Le 19 avril 1947, au théâtre de l’Athénée, Les Bonnes est créé en lever de rideau d’une pièce un peu vieillotte de Giraudoux, L’Apollon de Marsac. Le public bourgeois, venu pour Giraudoux, reste muet devant Les Bonnes. « Lors de la générale, rapporte une des interprètes, il n’y a pas eu d’applaudissements », mais un « silence total […] C’était l’horreur ». Son vœu d’« établir une espèce de malaise dans la salle » a parfaitement réussi. Pour les autres représentations, il y a eu quelques quolibets, emboîtages et sifflets. En fait, jouée dans une atmosphère de véhémence politique et d’héroïsme de gauche, Les Bonnes déconcerte la critique. Si quelques rares journalistes, Dumur, Riniéri et Maulnier, soulignent « un nouveau style théâtral », la cinquantaine de comptes-rendus, que la pièce recueille, montrent leur embarras, ou carrément leur hostilité. Le 21 avril, dans Le Figaro, J.-J. Gautier la juge « impressionnante, mais déplaisante et même souvent odieuse » ; le 2 mai, dans Action, Tardieu pense qu’« il est difficile de nier la beauté, un peu pompeuse et artificielle, du style de l’auteur », mais note que le sujet est « traité de travers ».
C’est en général l’irréalité de l’intrigue qui déplaît, aggravée, il semblerait, par les décors trop réalistes de Bérard.

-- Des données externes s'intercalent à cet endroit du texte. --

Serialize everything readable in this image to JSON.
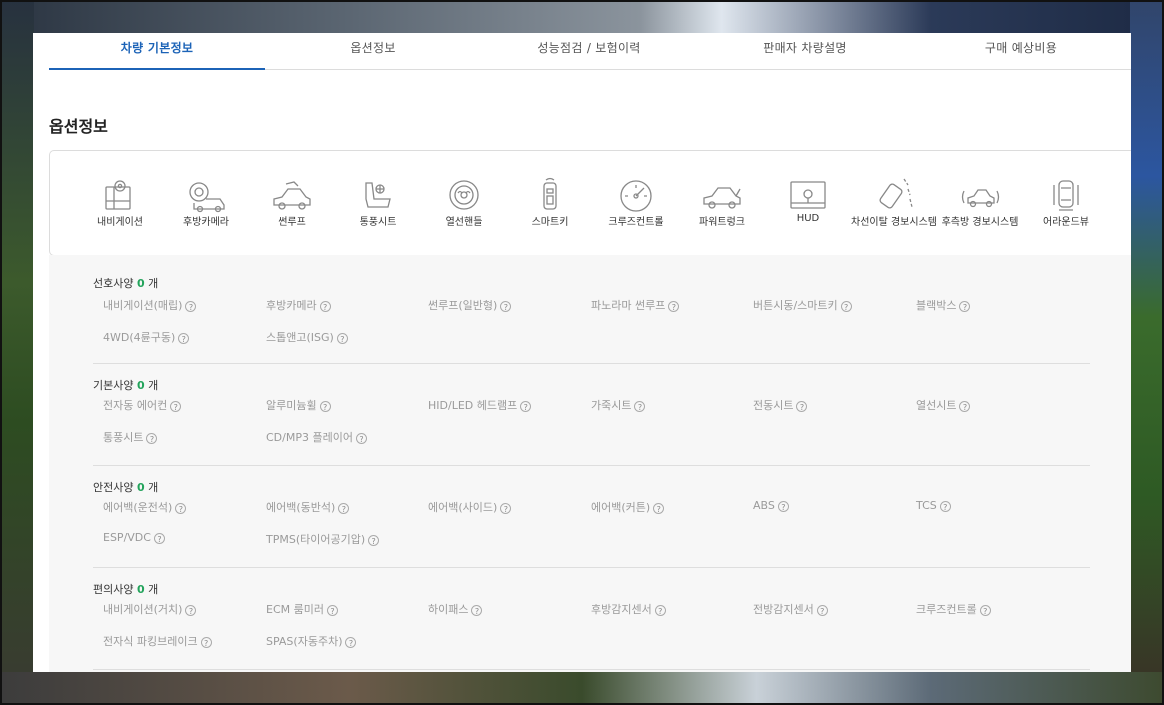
{
  "tabs": [
    {
      "label": "차량 기본정보",
      "active": true
    },
    {
      "label": "옵션정보"
    },
    {
      "label": "성능점검 / 보험이력"
    },
    {
      "label": "판매자 차량설명"
    },
    {
      "label": "구매 예상비용"
    }
  ],
  "section_title": "옵션정보",
  "icons": [
    {
      "label": "내비게이션",
      "icon": "navigation-icon"
    },
    {
      "label": "후방카메라",
      "icon": "rear-camera-icon"
    },
    {
      "label": "썬루프",
      "icon": "sunroof-icon"
    },
    {
      "label": "통풍시트",
      "icon": "ventilated-seat-icon"
    },
    {
      "label": "열선핸들",
      "icon": "heated-steering-icon"
    },
    {
      "label": "스마트키",
      "icon": "smart-key-icon"
    },
    {
      "label": "크루즈컨트롤",
      "icon": "cruise-control-icon"
    },
    {
      "label": "파워트렁크",
      "icon": "power-trunk-icon"
    },
    {
      "label": "HUD",
      "icon": "hud-icon"
    },
    {
      "label": "차선이탈 경보시스템",
      "icon": "lane-departure-icon"
    },
    {
      "label": "후측방 경보시스템",
      "icon": "blind-spot-icon"
    },
    {
      "label": "어라운드뷰",
      "icon": "around-view-icon"
    }
  ],
  "count_suffix": "개",
  "groups": [
    {
      "title": "선호사양",
      "count": "0",
      "options": [
        "내비게이션(매립)",
        "후방카메라",
        "썬루프(일반형)",
        "파노라마 썬루프",
        "버튼시동/스마트키",
        "블랙박스",
        "4WD(4륜구동)",
        "스톱앤고(ISG)"
      ]
    },
    {
      "title": "기본사양",
      "count": "0",
      "options": [
        "전자동 에어컨",
        "알루미늄휠",
        "HID/LED 헤드램프",
        "가죽시트",
        "전동시트",
        "열선시트",
        "통풍시트",
        "CD/MP3 플레이어"
      ]
    },
    {
      "title": "안전사양",
      "count": "0",
      "options": [
        "에어백(운전석)",
        "에어백(동반석)",
        "에어백(사이드)",
        "에어백(커튼)",
        "ABS",
        "TCS",
        "ESP/VDC",
        "TPMS(타이어공기압)"
      ]
    },
    {
      "title": "편의사양",
      "count": "0",
      "options": [
        "내비게이션(거치)",
        "ECM 룸미러",
        "하이패스",
        "후방감지센서",
        "전방감지센서",
        "크루즈컨트롤",
        "전자식 파킹브레이크",
        "SPAS(자동주차)"
      ]
    }
  ],
  "help_glyph": "?"
}
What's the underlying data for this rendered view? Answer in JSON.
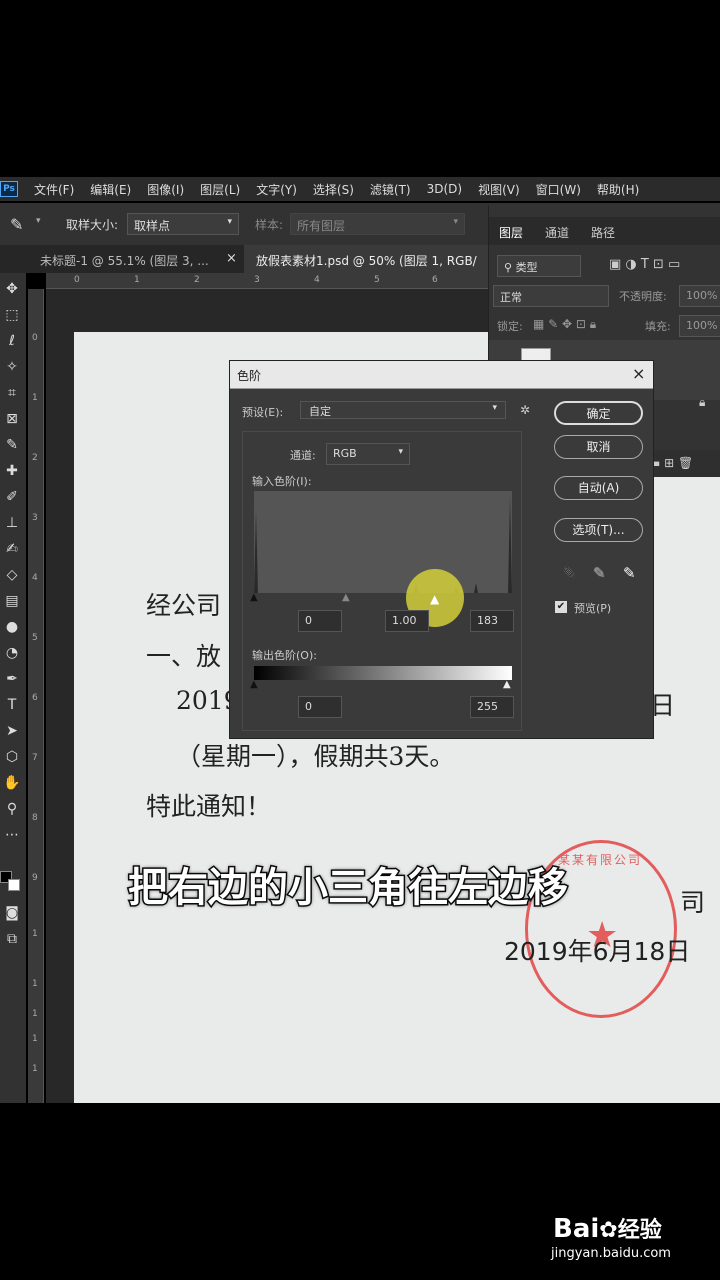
{
  "menubar": {
    "app_icon": "Ps",
    "items": [
      "文件(F)",
      "编辑(E)",
      "图像(I)",
      "图层(L)",
      "文字(Y)",
      "选择(S)",
      "滤镜(T)",
      "3D(D)",
      "视图(V)",
      "窗口(W)",
      "帮助(H)"
    ]
  },
  "options": {
    "sample_size_label": "取样大小:",
    "sample_size_value": "取样点",
    "sample_label": "样本:",
    "sample_value": "所有图层"
  },
  "tabs": [
    {
      "label": "未标题-1 @ 55.1% (图层 3, ...",
      "close": "×"
    },
    {
      "label": "放假表素材1.psd @ 50% (图层 1, RGB/"
    }
  ],
  "ruler_h": [
    "0",
    "1",
    "2",
    "3",
    "4",
    "5",
    "6"
  ],
  "ruler_v": [
    "0",
    "1",
    "2",
    "3",
    "4",
    "5",
    "6",
    "7",
    "8",
    "9",
    "1",
    "1",
    "1",
    "1",
    "1"
  ],
  "layers_panel": {
    "tabs": [
      "图层",
      "通道",
      "路径"
    ],
    "filter": "类型",
    "blend": "正常",
    "opacity_label": "不透明度:",
    "opacity": "100%",
    "lock_label": "锁定:",
    "fill_label": "填充:",
    "fill": "100%"
  },
  "document": {
    "line1": "经公司",
    "line2": "一、放",
    "line3a": "2019",
    "line3b": "日",
    "line4": "（星期一），假期共3天。",
    "line5": "特此通知！",
    "company_tail": "司",
    "date": "2019年6月18日",
    "stamp_text": "某某有限公司"
  },
  "dialog": {
    "title": "色阶",
    "close": "×",
    "preset_label": "预设(E):",
    "preset_value": "自定",
    "channel_label": "通道:",
    "channel_value": "RGB",
    "input_label": "输入色阶(I):",
    "input_black": "0",
    "input_mid": "1.00",
    "input_white": "183",
    "output_label": "输出色阶(O):",
    "output_black": "0",
    "output_white": "255",
    "ok": "确定",
    "cancel": "取消",
    "auto": "自动(A)",
    "options": "选项(T)...",
    "preview": "预览(P)"
  },
  "caption": "把右边的小三角往左边移",
  "watermark": {
    "brand": "Bai",
    "brand2": "经验",
    "url": "jingyan.baidu.com"
  },
  "colors": {
    "ps_dark": "#323232",
    "doc": "#e9eaea",
    "stamp": "#e23a3a",
    "highlight": "#d4cf3a"
  }
}
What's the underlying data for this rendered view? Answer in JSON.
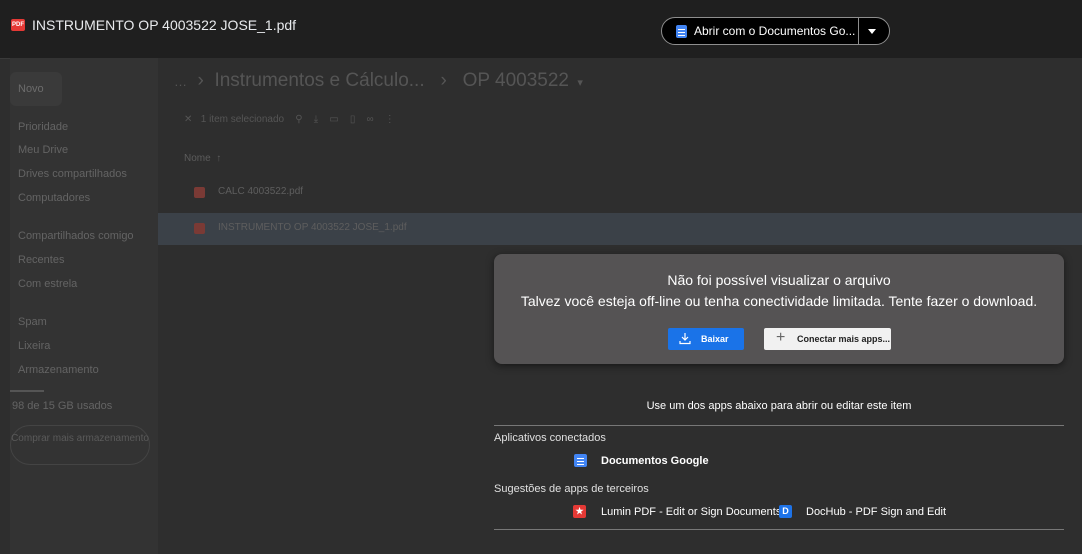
{
  "file": {
    "title": "INSTRUMENTO OP 4003522 JOSE_1.pdf",
    "badge": "PDF"
  },
  "open_with": {
    "label": "Abrir com o Documentos Go..."
  },
  "sidebar": {
    "new_label": "Novo",
    "items": [
      "Prioridade",
      "Meu Drive",
      "Drives compartilhados",
      "Computadores",
      "Compartilhados comigo",
      "Recentes",
      "Com estrela",
      "Spam",
      "Lixeira",
      "Armazenamento"
    ],
    "storage_text": "98 de 15 GB usados",
    "buy_storage": "Comprar mais armazenamento"
  },
  "breadcrumb": {
    "dots": "…",
    "parent": "Instrumentos e Cálculo...",
    "current": "OP 4003522"
  },
  "toolbar": {
    "selected": "1 item selecionado"
  },
  "list": {
    "header": "Nome",
    "files": [
      {
        "name": "CALC 4003522.pdf",
        "selected": false
      },
      {
        "name": "INSTRUMENTO OP 4003522 JOSE_1.pdf",
        "selected": true
      }
    ]
  },
  "dialog": {
    "title": "Não foi possível visualizar o arquivo",
    "message": "Talvez você esteja off-line ou tenha conectividade limitada. Tente fazer o download.",
    "download_label": "Baixar",
    "connect_label": "Conectar mais apps..."
  },
  "apps": {
    "hint": "Use um dos apps abaixo para abrir ou editar este item",
    "connected_title": "Aplicativos conectados",
    "connected": [
      {
        "name": "Documentos Google",
        "icon": "docs-icon"
      }
    ],
    "suggested_title": "Sugestões de apps de terceiros",
    "suggested": [
      {
        "name": "Lumin PDF - Edit or Sign Documents",
        "icon": "lumin-icon",
        "glyph": "★"
      },
      {
        "name": "DocHub - PDF Sign and Edit",
        "icon": "dochub-icon",
        "glyph": "D"
      }
    ]
  },
  "colors": {
    "accent": "#1a73e8",
    "pdf_red": "#e53935",
    "docs_blue": "#4285f4"
  }
}
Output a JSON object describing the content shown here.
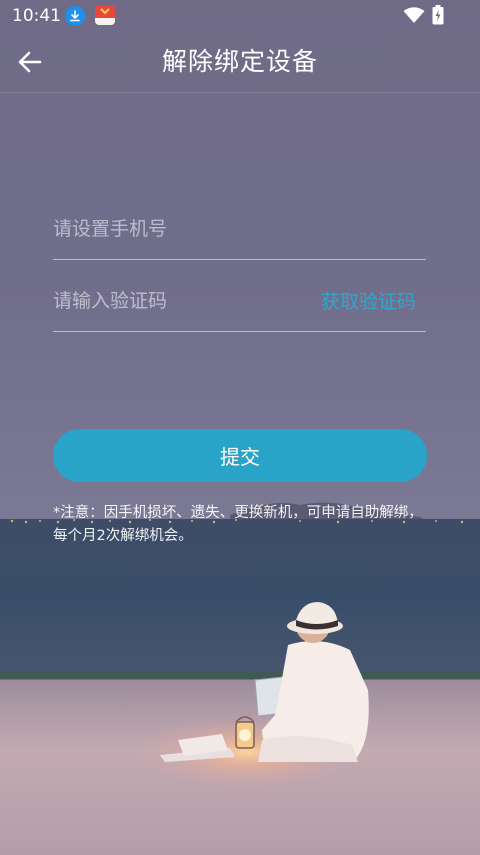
{
  "status_bar": {
    "time": "10:41",
    "icons": [
      "download-icon",
      "app-notification-icon",
      "wifi-icon",
      "battery-charging-icon"
    ]
  },
  "app_bar": {
    "back_icon": "arrow-left-icon",
    "title": "解除绑定设备"
  },
  "form": {
    "phone": {
      "placeholder": "请设置手机号",
      "value": ""
    },
    "code": {
      "placeholder": "请输入验证码",
      "value": ""
    },
    "get_code_label": "获取验证码",
    "submit_label": "提交"
  },
  "notice": {
    "text": "*注意：因手机损坏、遗失、更换新机，可申请自助解绑，每个月2次解绑机会。"
  },
  "colors": {
    "accent": "#29a3c7",
    "link": "#2fa6cc",
    "sky_top": "#6e6a86",
    "sea": "#3c4c66",
    "sand": "#c2a9b1"
  }
}
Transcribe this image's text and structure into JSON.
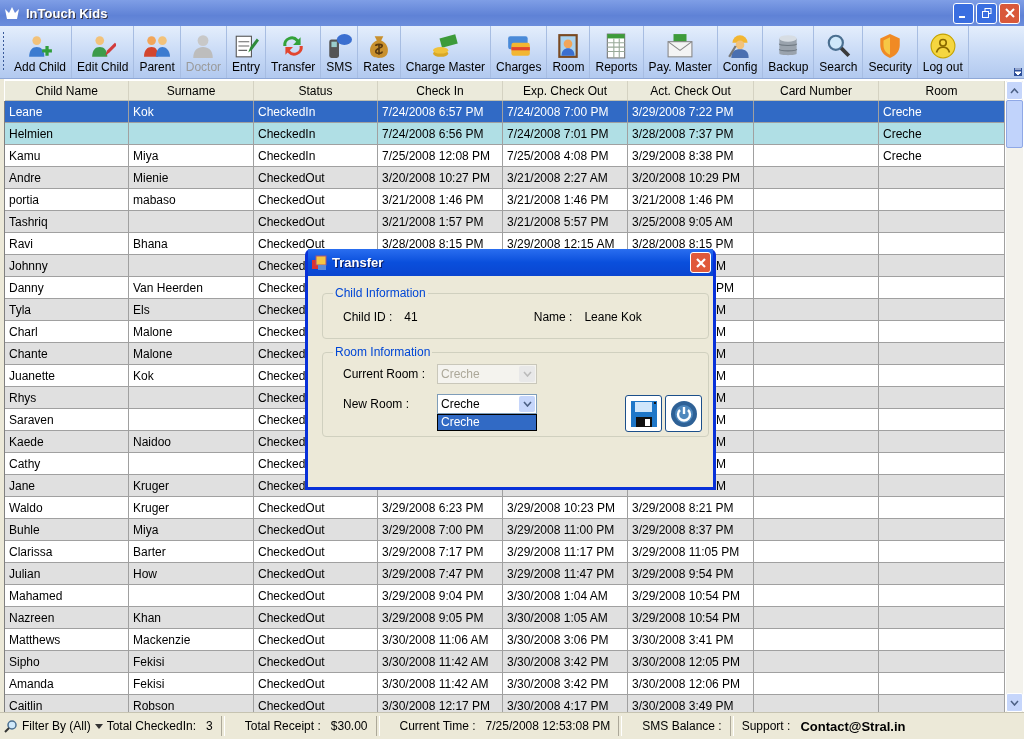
{
  "window": {
    "title": "InTouch Kids"
  },
  "toolbar": [
    {
      "label": "Add Child",
      "disabled": false
    },
    {
      "label": "Edit Child",
      "disabled": false
    },
    {
      "label": "Parent",
      "disabled": false
    },
    {
      "label": "Doctor",
      "disabled": true
    },
    {
      "label": "Entry",
      "disabled": false
    },
    {
      "label": "Transfer",
      "disabled": false
    },
    {
      "label": "SMS",
      "disabled": false
    },
    {
      "label": "Rates",
      "disabled": false
    },
    {
      "label": "Charge Master",
      "disabled": false
    },
    {
      "label": "Charges",
      "disabled": false
    },
    {
      "label": "Room",
      "disabled": false
    },
    {
      "label": "Reports",
      "disabled": false
    },
    {
      "label": "Pay. Master",
      "disabled": false
    },
    {
      "label": "Config",
      "disabled": false
    },
    {
      "label": "Backup",
      "disabled": false
    },
    {
      "label": "Search",
      "disabled": false
    },
    {
      "label": "Security",
      "disabled": false
    },
    {
      "label": "Log out",
      "disabled": false
    }
  ],
  "table": {
    "columns": [
      "Child Name",
      "Surname",
      "Status",
      "Check In",
      "Exp. Check Out",
      "Act. Check Out",
      "Card Number",
      "Room"
    ],
    "rows": [
      {
        "child_name": "Leane",
        "surname": "Kok",
        "status": "CheckedIn",
        "check_in": "7/24/2008 6:57 PM",
        "exp_check_out": "7/24/2008 7:00 PM",
        "act_check_out": "3/29/2008 7:22 PM",
        "room": "Creche",
        "selected": true,
        "marked": false,
        "covered": false
      },
      {
        "child_name": "Helmien",
        "status": "CheckedIn",
        "check_in": "7/24/2008 6:56 PM",
        "exp_check_out": "7/24/2008 7:01 PM",
        "act_check_out": "3/28/2008 7:37 PM",
        "room": "Creche",
        "selected": false,
        "marked": true,
        "covered": false
      },
      {
        "child_name": "Kamu",
        "surname": "Miya",
        "status": "CheckedIn",
        "check_in": "7/25/2008 12:08 PM",
        "exp_check_out": "7/25/2008 4:08 PM",
        "act_check_out": "3/29/2008 8:38 PM",
        "room": "Creche",
        "selected": false,
        "marked": false,
        "covered": false
      },
      {
        "child_name": "Andre",
        "surname": "Mienie",
        "status": "CheckedOut",
        "check_in": "3/20/2008 10:27 PM",
        "exp_check_out": "3/21/2008 2:27 AM",
        "act_check_out": "3/20/2008 10:29 PM",
        "selected": false,
        "marked": false,
        "covered": false
      },
      {
        "child_name": "portia",
        "surname": "mabaso",
        "status": "CheckedOut",
        "check_in": "3/21/2008 1:46 PM",
        "exp_check_out": "3/21/2008 1:46 PM",
        "act_check_out": "3/21/2008 1:46 PM",
        "selected": false,
        "marked": false,
        "covered": false
      },
      {
        "child_name": "Tashriq",
        "status": "CheckedOut",
        "check_in": "3/21/2008 1:57 PM",
        "exp_check_out": "3/21/2008 5:57 PM",
        "act_check_out": "3/25/2008 9:05 AM",
        "selected": false,
        "marked": false,
        "covered": false
      },
      {
        "child_name": "Ravi",
        "surname": "Bhana",
        "status": "CheckedOut",
        "check_in": "3/28/2008 8:15 PM",
        "exp_check_out": "3/29/2008 12:15 AM",
        "act_check_out": "3/28/2008 8:15 PM",
        "selected": false,
        "marked": false,
        "covered": false
      },
      {
        "child_name": "Johnny",
        "status": "Checked",
        "act_check_out": "M",
        "selected": false,
        "marked": false,
        "covered": true
      },
      {
        "child_name": "Danny",
        "surname": "Van Heerden",
        "status": "Checked",
        "act_check_out": "PM",
        "selected": false,
        "marked": false,
        "covered": true
      },
      {
        "child_name": "Tyla",
        "surname": "Els",
        "status": "Checked",
        "act_check_out": "M",
        "selected": false,
        "marked": false,
        "covered": true
      },
      {
        "child_name": "Charl",
        "surname": "Malone",
        "status": "Checked",
        "act_check_out": "M",
        "selected": false,
        "marked": false,
        "covered": true
      },
      {
        "child_name": "Chante",
        "surname": "Malone",
        "status": "Checked",
        "act_check_out": "M",
        "selected": false,
        "marked": false,
        "covered": true
      },
      {
        "child_name": "Juanette",
        "surname": "Kok",
        "status": "Checked",
        "act_check_out": "M",
        "selected": false,
        "marked": false,
        "covered": true
      },
      {
        "child_name": "Rhys",
        "status": "Checked",
        "act_check_out": "M",
        "selected": false,
        "marked": false,
        "covered": true
      },
      {
        "child_name": "Saraven",
        "status": "Checked",
        "act_check_out": "M",
        "selected": false,
        "marked": false,
        "covered": true
      },
      {
        "child_name": "Kaede",
        "surname": "Naidoo",
        "status": "Checked",
        "act_check_out": "M",
        "selected": false,
        "marked": false,
        "covered": true
      },
      {
        "child_name": "Cathy",
        "status": "Checked",
        "act_check_out": "M",
        "selected": false,
        "marked": false,
        "covered": true
      },
      {
        "child_name": "Jane",
        "surname": "Kruger",
        "status": "Checked",
        "act_check_out": "M",
        "selected": false,
        "marked": false,
        "covered": true
      },
      {
        "child_name": "Waldo",
        "surname": "Kruger",
        "status": "CheckedOut",
        "check_in": "3/29/2008 6:23 PM",
        "exp_check_out": "3/29/2008 10:23 PM",
        "act_check_out": "3/29/2008 8:21 PM",
        "selected": false,
        "marked": false,
        "covered": false
      },
      {
        "child_name": "Buhle",
        "surname": "Miya",
        "status": "CheckedOut",
        "check_in": "3/29/2008 7:00 PM",
        "exp_check_out": "3/29/2008 11:00 PM",
        "act_check_out": "3/29/2008 8:37 PM",
        "selected": false,
        "marked": false,
        "covered": false
      },
      {
        "child_name": "Clarissa",
        "surname": "Barter",
        "status": "CheckedOut",
        "check_in": "3/29/2008 7:17 PM",
        "exp_check_out": "3/29/2008 11:17 PM",
        "act_check_out": "3/29/2008 11:05 PM",
        "selected": false,
        "marked": false,
        "covered": false
      },
      {
        "child_name": "Julian",
        "surname": "How",
        "status": "CheckedOut",
        "check_in": "3/29/2008 7:47 PM",
        "exp_check_out": "3/29/2008 11:47 PM",
        "act_check_out": "3/29/2008 9:54 PM",
        "selected": false,
        "marked": false,
        "covered": false
      },
      {
        "child_name": "Mahamed",
        "status": "CheckedOut",
        "check_in": "3/29/2008 9:04 PM",
        "exp_check_out": "3/30/2008 1:04 AM",
        "act_check_out": "3/29/2008 10:54 PM",
        "selected": false,
        "marked": false,
        "covered": false
      },
      {
        "child_name": "Nazreen",
        "surname": "Khan",
        "status": "CheckedOut",
        "check_in": "3/29/2008 9:05 PM",
        "exp_check_out": "3/30/2008 1:05 AM",
        "act_check_out": "3/29/2008 10:54 PM",
        "selected": false,
        "marked": false,
        "covered": false
      },
      {
        "child_name": "Matthews",
        "surname": "Mackenzie",
        "status": "CheckedOut",
        "check_in": "3/30/2008 11:06 AM",
        "exp_check_out": "3/30/2008 3:06 PM",
        "act_check_out": "3/30/2008 3:41 PM",
        "selected": false,
        "marked": false,
        "covered": false
      },
      {
        "child_name": "Sipho",
        "surname": "Fekisi",
        "status": "CheckedOut",
        "check_in": "3/30/2008 11:42 AM",
        "exp_check_out": "3/30/2008 3:42 PM",
        "act_check_out": "3/30/2008 12:05 PM",
        "selected": false,
        "marked": false,
        "covered": false
      },
      {
        "child_name": "Amanda",
        "surname": "Fekisi",
        "status": "CheckedOut",
        "check_in": "3/30/2008 11:42 AM",
        "exp_check_out": "3/30/2008 3:42 PM",
        "act_check_out": "3/30/2008 12:06 PM",
        "selected": false,
        "marked": false,
        "covered": false
      },
      {
        "child_name": "Caitlin",
        "surname": "Robson",
        "status": "CheckedOut",
        "check_in": "3/30/2008 12:17 PM",
        "exp_check_out": "3/30/2008 4:17 PM",
        "act_check_out": "3/30/2008 3:49 PM",
        "selected": false,
        "marked": false,
        "covered": false
      }
    ]
  },
  "dialog": {
    "title": "Transfer",
    "child_group": {
      "legend": "Child Information",
      "id_label": "Child ID :",
      "id_value": "41",
      "name_label": "Name :",
      "name_value": "Leane Kok"
    },
    "room_group": {
      "legend": "Room Information",
      "current_label": "Current Room :",
      "current_value": "Creche",
      "current_disabled": true,
      "new_label": "New Room :",
      "new_value": "Creche",
      "dropdown": [
        {
          "label": "Creche",
          "selected": true
        }
      ]
    }
  },
  "status_bar": {
    "filter": "Filter By (All)",
    "checked_in_label": "Total CheckedIn:",
    "checked_in_value": "3",
    "receipt_label": "Total Receipt :",
    "receipt_value": "$30.00",
    "time_label": "Current Time :",
    "time_value": "7/25/2008 12:53:08 PM",
    "sms_label": "SMS Balance :",
    "support_label": "Support :",
    "support_value": "Contact@Stral.in"
  }
}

Genet et Sartre n’en sont pas satisfaits. Quoi qu’il en soit, la création des Bonnes n’indiffère personne et donne à Genet un statut d’écrivain, renforcé en juin par l’obtention du prix de la Pléiade, c’est-à-dire par le soutien hautement symbolique de certains membres de son jury : Sartre, Blanchot, Paulhan, Tual, Arland, et Bousquet (rejet, en revanche, de Camus).

Jean Genet, Les Bonnes, précédé de Comment jouer "Les Bonnes", L'Arbalète, 1963. Archives Éditions Gallimard

Les Bonnes, précédé de « Comment
jouer Les Bonnes », L'Arbalète, 1963.

Les Bonnes a été imprimé en mai dans la revue L’Arbalète dans une version antérieure à celle qui est en train d’être jouée. Cette dernière, dite « version définitive », plus économe en mots, Genet la publie en 1954 chez Pauvert, au moment où la pièce est montée au théâtre de la Huchette par Balachova. En 1958, il fait reprendre par les Éditions de l’Arbalète la version de 1947 ; puis, en 1963, il y ajoute un important commentaire : « Comment jouer Les Bonnes ». En 1968, peu après le scandale des Paravents, la publication chez Gallimard du tome IV des Œuvres complètes de Genet est l’occasion pour lui d’une révision des Bonnes ; il ajoute deux notes destinées à éviter que sa pièce soit jouée avec réalisme. Aujourd’hui, il semble que, chez les dramaturges, la légion des apprentis Genet se veuille aussi grosse que l’était en poésie, au milieu du siècle dernier, celle des successeurs de Rimbaud. Nous verrons donc avec le temps ce qu’il en reste.